Il Presidente della Federazione Motociclistica Italiana, Giovanni Copioli, ha voluto ricordare con profonda partecipazione la figura di Massimo Sironi, stringendosi simbolicamente alla famiglia e ai numerosi amici che ne piangono la scomparsa.
Il coraggio nella malattia e lo spirito battagliero
Copioli sottolinea come la morte di Sironi lo abbia colpito nel profondo, evidenziando il coraggio e la determinazione con cui Massimo ha affrontato la malattia. Un atteggiamento che, secondo il Presidente FMI, rappresenta alla perfezione il suo vero spirito: battagliero, propositivo e capace di trasformare le difficoltà in nuove sfide da affrontare.
Figure come quella di Sironi, ricorda Copioli, hanno incarnato la passione più autentica per il motociclismo, vivendo il mondo delle due ruote con dedizione assoluta.
Un protagonista dello sviluppo del motociclismo
Massimo Sironi è stato un punto di riferimento non soltanto per la Scuderia Fulvio Norelli, realtà di cui è stato anima e motore, ma per l’intero movimento motociclistico, anche a livello internazionale. Il suo lavoro è stato determinante per lo sviluppo del settore, grazie a una visione che andava oltre i confini del proprio territorio.

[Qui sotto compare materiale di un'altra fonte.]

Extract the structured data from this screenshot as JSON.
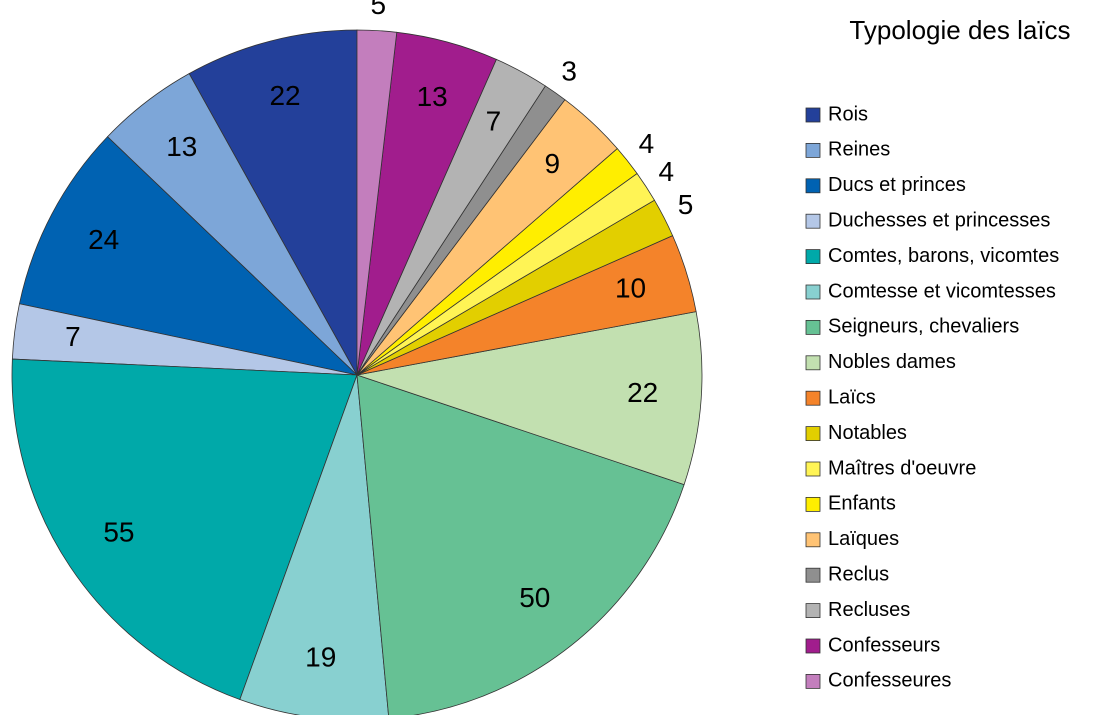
{
  "chart_data": {
    "type": "pie",
    "title": "Typologie des laïcs",
    "categories": [
      "Rois",
      "Reines",
      "Ducs et princes",
      "Duchesses et princesses",
      "Comtes, barons, vicomtes",
      "Comtesse et vicomtesses",
      "Seigneurs, chevaliers",
      "Nobles dames",
      "Laïcs",
      "Notables",
      "Maîtres d'oeuvre",
      "Enfants",
      "Laïques",
      "Reclus",
      "Recluses",
      "Confesseurs",
      "Confesseures"
    ],
    "values": [
      22,
      13,
      24,
      7,
      55,
      19,
      50,
      22,
      10,
      5,
      4,
      4,
      9,
      3,
      7,
      13,
      5
    ],
    "colors": [
      "#23409a",
      "#7da6d8",
      "#0062b2",
      "#b4c7e7",
      "#00a9a9",
      "#88d0d0",
      "#66c194",
      "#c2e0b0",
      "#f4832a",
      "#e2cf00",
      "#fff455",
      "#ffee00",
      "#ffc374",
      "#8f8f8f",
      "#b3b3b3",
      "#a11d8d",
      "#c37ebd"
    ],
    "direction": "counterclockwise",
    "legend": "right"
  }
}
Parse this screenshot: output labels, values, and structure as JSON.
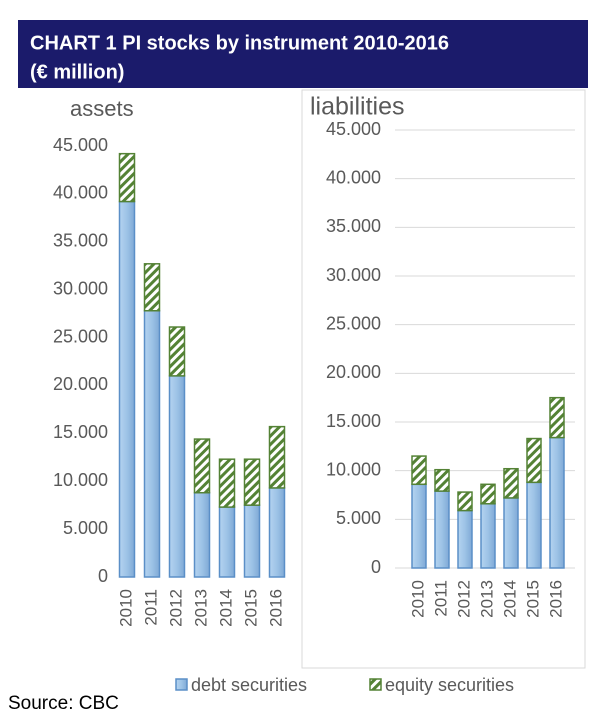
{
  "title": "CHART 1   PI stocks by instrument 2010-2016",
  "subtitle": "(€ million)",
  "source": "Source: CBC",
  "chart_data": [
    {
      "type": "bar",
      "stacked": true,
      "title": "assets",
      "grid": false,
      "categories": [
        "2010",
        "2011",
        "2012",
        "2013",
        "2014",
        "2015",
        "2016"
      ],
      "series": [
        {
          "name": "debt securities",
          "color": "#9dc3e6",
          "values": [
            39200,
            27800,
            21000,
            8800,
            7300,
            7500,
            9300
          ]
        },
        {
          "name": "equity securities",
          "color": "#548235",
          "values": [
            5000,
            4900,
            5100,
            5600,
            5000,
            4800,
            6400
          ]
        }
      ],
      "ylim": [
        0,
        45000
      ],
      "yticks": [
        0,
        {
          "value": 5000,
          "label": "5.000"
        },
        {
          "value": 10000,
          "label": "10.000"
        },
        {
          "value": 15000,
          "label": "15.000"
        },
        {
          "value": 20000,
          "label": "20.000"
        },
        {
          "value": 25000,
          "label": "25.000"
        },
        {
          "value": 30000,
          "label": "30.000"
        },
        {
          "value": 35000,
          "label": "35.000"
        },
        {
          "value": 40000,
          "label": "40.000"
        },
        {
          "value": 45000,
          "label": "45.000"
        }
      ]
    },
    {
      "type": "bar",
      "stacked": true,
      "title": "liabilities",
      "grid": true,
      "categories": [
        "2010",
        "2011",
        "2012",
        "2013",
        "2014",
        "2015",
        "2016"
      ],
      "series": [
        {
          "name": "debt securities",
          "color": "#9dc3e6",
          "values": [
            8600,
            7900,
            5900,
            6600,
            7200,
            8800,
            13400
          ]
        },
        {
          "name": "equity securities",
          "color": "#548235",
          "values": [
            2900,
            2200,
            1900,
            2000,
            3000,
            4500,
            4100
          ]
        }
      ],
      "ylim": [
        0,
        45000
      ],
      "yticks": [
        0,
        {
          "value": 5000,
          "label": "5.000"
        },
        {
          "value": 10000,
          "label": "10.000"
        },
        {
          "value": 15000,
          "label": "15.000"
        },
        {
          "value": 20000,
          "label": "20.000"
        },
        {
          "value": 25000,
          "label": "25.000"
        },
        {
          "value": 30000,
          "label": "30.000"
        },
        {
          "value": 35000,
          "label": "35.000"
        },
        {
          "value": 40000,
          "label": "40.000"
        },
        {
          "value": 45000,
          "label": "45.000"
        }
      ]
    }
  ]
}
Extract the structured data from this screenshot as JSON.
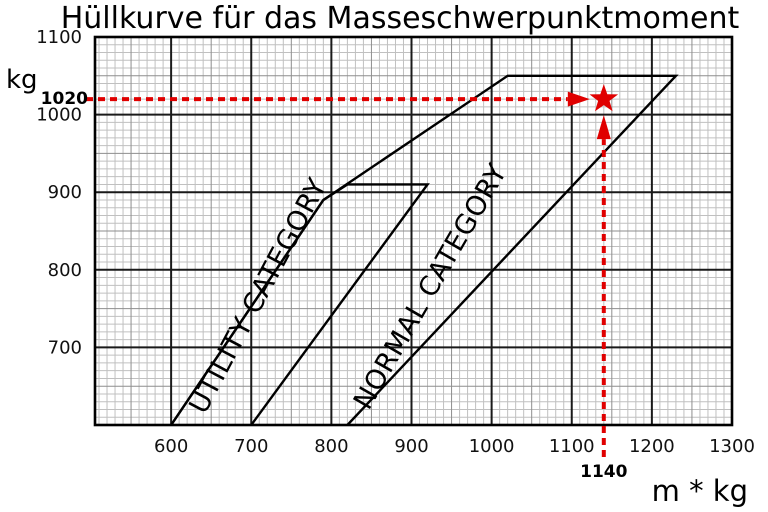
{
  "title": "Hüllkurve für das Masseschwerpunktmoment",
  "chart_data": {
    "type": "line",
    "title": "Hüllkurve für das Masseschwerpunktmoment",
    "xlabel": "m * kg",
    "ylabel": "kg",
    "xlim": [
      505,
      1300
    ],
    "ylim": [
      600,
      1100
    ],
    "x_ticks": [
      600,
      700,
      800,
      900,
      1000,
      1100,
      1200,
      1300
    ],
    "y_ticks": [
      1100,
      1000,
      900,
      800,
      700
    ],
    "grid": {
      "on": true,
      "minor_step": 10,
      "semi_step": 50,
      "major_step": 100
    },
    "legend_position": "none",
    "series": [
      {
        "name": "UTILITY CATEGORY",
        "points": [
          [
            600,
            600
          ],
          [
            790,
            890
          ],
          [
            820,
            910
          ],
          [
            920,
            910
          ],
          [
            700,
            600
          ]
        ]
      },
      {
        "name": "NORMAL CATEGORY",
        "points": [
          [
            600,
            600
          ],
          [
            790,
            890
          ],
          [
            1020,
            1050
          ],
          [
            1230,
            1050
          ],
          [
            820,
            600
          ]
        ]
      }
    ],
    "marker": {
      "x": 1140,
      "y": 1020,
      "x_label": "1140",
      "y_label": "1020",
      "symbol": "star"
    }
  },
  "colors": {
    "accent_red": "#e00000",
    "envelope_line": "#000000",
    "grid_major": "#1a1a1a",
    "grid_semi": "#8e8e8e",
    "grid_minor": "#c0c0c0"
  }
}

Copioli ricorda in particolare la collaborazione in occasione della Valli Bergamasche Revival del 2022, quando venne organizzato un importante convegno dedicato al valore delle manifestazioni motociclistiche per i territori.
Manifestazioni, territorio e rispetto dell’ambiente
Nell’incontro legato alla Valli Bergamasche Revival 2022, l’obiettivo era sensibilizzare Autorità e Istituzioni su alcuni aspetti chiave:
- l’importanza delle manifestazioni motociclistiche storiche e sportive
- i benefici generati per i territori attraversati, in termini economici, turistici e culturali
- la necessità di coniugare tali eventi con il pieno rispetto dell’ambiente
In questo contesto, Copioli sottolinea come Sironi avesse una straordinaria capacità di coinvolgere le più alte cariche istituzionali con determinazione sincera. Per lui, gli ostacoli non erano barriere insuperabili, ma muri da scalare e porte da aprire, occasioni per crescere e far crescere il motociclismo. Un atteggiamento che il Presidente FMI paragona a quello di un vero fuoristradista.
L’eredità morale e sportiva di Massimo Sironi
Oltre al dolore per la scomparsa, Sironi lascia una eredità profonda e importante. Copioli ribadisce l’impegno della Federazione Motociclistica Italiana nel raccogliere e onorare questa eredità, portando avanti le istanze e i progetti ai quali Massimo si è dedicato con entusiasmo ed efficacia.
Il Presidente FMI è convinto che, anche oggi, Sironi spronerebbe tutti a non perdere tempo e a mettersi al lavoro per continuare quel percorso di crescita del motociclismo che ha segnato la sua vita.
Il riconoscimento alla Scuderia Fulvio Norelli
La centralità di Sironi per il movimento motociclistico è testimoniata anche dal prestigioso riconoscimento conferito alla Scuderia Fulvio Norelli: la Stella d’Argento al Merito Sportivo. Alla cerimonia di consegna, oltre a Massimo Sironi, era presente tra gli altri Lara Magoni, oggi Sottosegretario con delega a Sport e Giovani della Regione Lombardia.
Un ulteriore segno del legame profondo tra Sironi, le istituzioni e il territorio, e della sua capacità di rappresentare il motociclismo con credibilità, passione e visione.